Grain coarsening maps for polymineralic carbonate mylonites: A calibration based on data from different Helvetic nappes (Switzerland)

Abstract

Microstructures of carbonate mylonites with 0–40 vol.% second-phase particles from different Helvetic nappes (Switzerland) have been analyzed. While the mean calcite grain size D cc increases with temperature ( T), second phases pin calcite grain boundaries. Two types of second phases can be distinguished: small second phases included in calcite grains and larger second phases at calcite grain boundaries, both coarsening with volume fraction and T. These trends are controlled by an interaction of different processes during deformation, including diffusion, dynamic recrystallization, grain growth and pinning. In terms of D cc− T dependencies, the microstructures of the investigated nappes are similar.
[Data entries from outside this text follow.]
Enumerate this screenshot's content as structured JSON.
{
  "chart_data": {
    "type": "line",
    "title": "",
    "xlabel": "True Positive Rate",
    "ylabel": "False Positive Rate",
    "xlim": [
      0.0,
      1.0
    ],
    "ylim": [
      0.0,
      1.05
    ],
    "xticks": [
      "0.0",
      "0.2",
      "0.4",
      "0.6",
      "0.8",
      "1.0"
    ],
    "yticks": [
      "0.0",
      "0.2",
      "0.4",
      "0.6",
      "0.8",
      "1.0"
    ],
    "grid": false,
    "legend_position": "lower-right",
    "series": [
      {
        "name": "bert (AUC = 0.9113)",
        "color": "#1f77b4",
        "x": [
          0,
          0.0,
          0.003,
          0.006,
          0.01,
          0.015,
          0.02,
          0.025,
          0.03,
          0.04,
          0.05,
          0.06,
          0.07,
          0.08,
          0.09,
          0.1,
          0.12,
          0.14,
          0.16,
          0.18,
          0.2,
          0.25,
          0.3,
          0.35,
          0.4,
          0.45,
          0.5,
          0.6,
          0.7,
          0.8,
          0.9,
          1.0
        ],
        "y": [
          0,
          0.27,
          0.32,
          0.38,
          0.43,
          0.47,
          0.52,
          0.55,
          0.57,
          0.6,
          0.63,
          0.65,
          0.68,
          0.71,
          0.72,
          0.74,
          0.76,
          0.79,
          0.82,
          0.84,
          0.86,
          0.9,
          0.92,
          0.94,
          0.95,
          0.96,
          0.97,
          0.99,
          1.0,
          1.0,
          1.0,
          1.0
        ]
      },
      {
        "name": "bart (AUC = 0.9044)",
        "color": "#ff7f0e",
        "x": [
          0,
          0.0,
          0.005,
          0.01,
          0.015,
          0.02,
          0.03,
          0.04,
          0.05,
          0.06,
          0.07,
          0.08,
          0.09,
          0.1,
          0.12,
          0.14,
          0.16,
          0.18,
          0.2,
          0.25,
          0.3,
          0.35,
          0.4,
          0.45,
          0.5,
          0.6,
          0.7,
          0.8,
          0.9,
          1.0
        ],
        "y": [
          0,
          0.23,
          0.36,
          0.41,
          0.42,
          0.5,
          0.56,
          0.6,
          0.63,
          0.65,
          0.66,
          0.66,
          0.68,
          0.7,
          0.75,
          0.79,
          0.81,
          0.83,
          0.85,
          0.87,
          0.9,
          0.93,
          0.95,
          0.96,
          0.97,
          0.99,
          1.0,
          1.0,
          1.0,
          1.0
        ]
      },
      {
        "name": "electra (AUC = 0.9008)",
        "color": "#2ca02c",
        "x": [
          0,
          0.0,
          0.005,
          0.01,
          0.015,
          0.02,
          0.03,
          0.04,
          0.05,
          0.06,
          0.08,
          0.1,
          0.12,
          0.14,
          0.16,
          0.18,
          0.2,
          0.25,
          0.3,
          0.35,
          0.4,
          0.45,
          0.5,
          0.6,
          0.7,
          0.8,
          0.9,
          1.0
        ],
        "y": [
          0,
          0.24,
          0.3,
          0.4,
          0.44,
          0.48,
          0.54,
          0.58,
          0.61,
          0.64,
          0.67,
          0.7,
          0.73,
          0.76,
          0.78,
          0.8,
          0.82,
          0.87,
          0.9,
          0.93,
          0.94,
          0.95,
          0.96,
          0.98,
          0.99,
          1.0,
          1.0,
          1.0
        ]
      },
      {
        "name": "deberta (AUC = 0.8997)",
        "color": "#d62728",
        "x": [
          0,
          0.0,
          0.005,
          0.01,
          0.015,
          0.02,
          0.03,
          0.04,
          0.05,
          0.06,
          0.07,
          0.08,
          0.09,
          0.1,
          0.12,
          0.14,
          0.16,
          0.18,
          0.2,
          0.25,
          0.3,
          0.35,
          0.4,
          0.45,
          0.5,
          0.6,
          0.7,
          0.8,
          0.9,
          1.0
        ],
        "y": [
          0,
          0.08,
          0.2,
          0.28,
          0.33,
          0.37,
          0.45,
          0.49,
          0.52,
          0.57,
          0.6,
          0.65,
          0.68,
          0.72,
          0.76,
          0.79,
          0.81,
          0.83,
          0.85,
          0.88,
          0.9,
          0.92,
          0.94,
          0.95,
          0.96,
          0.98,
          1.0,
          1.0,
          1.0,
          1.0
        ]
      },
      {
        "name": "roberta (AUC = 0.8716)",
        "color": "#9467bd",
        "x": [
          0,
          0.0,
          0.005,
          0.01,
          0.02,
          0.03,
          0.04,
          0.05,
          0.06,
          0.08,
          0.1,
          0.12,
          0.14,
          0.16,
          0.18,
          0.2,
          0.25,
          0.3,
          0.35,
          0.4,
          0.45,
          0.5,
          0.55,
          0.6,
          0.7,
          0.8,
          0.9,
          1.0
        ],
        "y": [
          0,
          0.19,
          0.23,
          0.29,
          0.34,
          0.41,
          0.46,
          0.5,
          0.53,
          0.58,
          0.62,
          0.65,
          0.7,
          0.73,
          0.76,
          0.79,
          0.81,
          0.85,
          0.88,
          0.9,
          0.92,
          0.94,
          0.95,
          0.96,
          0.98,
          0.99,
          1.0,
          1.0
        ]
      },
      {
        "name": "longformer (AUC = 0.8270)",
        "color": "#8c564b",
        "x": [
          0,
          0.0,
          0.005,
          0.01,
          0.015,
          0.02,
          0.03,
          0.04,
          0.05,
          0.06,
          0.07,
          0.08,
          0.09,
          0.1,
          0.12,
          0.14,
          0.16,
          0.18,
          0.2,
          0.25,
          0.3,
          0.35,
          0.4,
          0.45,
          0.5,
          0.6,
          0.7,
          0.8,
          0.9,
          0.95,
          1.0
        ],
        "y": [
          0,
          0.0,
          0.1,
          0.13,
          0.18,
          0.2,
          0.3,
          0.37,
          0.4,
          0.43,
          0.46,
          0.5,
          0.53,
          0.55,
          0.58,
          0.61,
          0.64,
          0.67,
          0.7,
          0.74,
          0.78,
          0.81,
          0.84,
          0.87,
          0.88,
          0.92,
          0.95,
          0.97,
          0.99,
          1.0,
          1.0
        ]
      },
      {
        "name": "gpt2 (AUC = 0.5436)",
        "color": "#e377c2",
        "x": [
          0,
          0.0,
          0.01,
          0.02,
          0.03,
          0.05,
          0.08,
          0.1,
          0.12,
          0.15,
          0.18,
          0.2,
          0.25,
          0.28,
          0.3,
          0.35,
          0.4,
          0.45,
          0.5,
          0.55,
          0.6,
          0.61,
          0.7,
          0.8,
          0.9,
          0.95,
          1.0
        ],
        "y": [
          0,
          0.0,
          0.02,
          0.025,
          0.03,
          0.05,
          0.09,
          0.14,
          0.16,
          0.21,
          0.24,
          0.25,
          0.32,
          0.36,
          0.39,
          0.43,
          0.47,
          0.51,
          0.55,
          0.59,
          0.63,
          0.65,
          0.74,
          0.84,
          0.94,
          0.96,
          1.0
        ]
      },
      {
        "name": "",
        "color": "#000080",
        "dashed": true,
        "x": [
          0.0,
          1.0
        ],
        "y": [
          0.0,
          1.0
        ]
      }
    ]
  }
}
The relationship between D cc and T differs for high T and low T. These observations can be explained by a change in the simultaneous activity of dominant mechanisms (e.g., diffusion and dislocation creep) as a function of T and second-phase content. In contrast, the relation log( d p) − 1 / T ( d p second-phase grain size) is linear with constant slope for all nappes indicating that growth processes of second phases are identical. Despite differences in fluid activity and strain rate between individual nappes, the microstructural relationships of D cc, second phases and T remain similar. Therefore, grain coarsening maps of second phase and recrystallization controlled calcite aggregates are a representative tool to predict deformation conditions and mechanisms for other shear zones developed under similar physical conditions.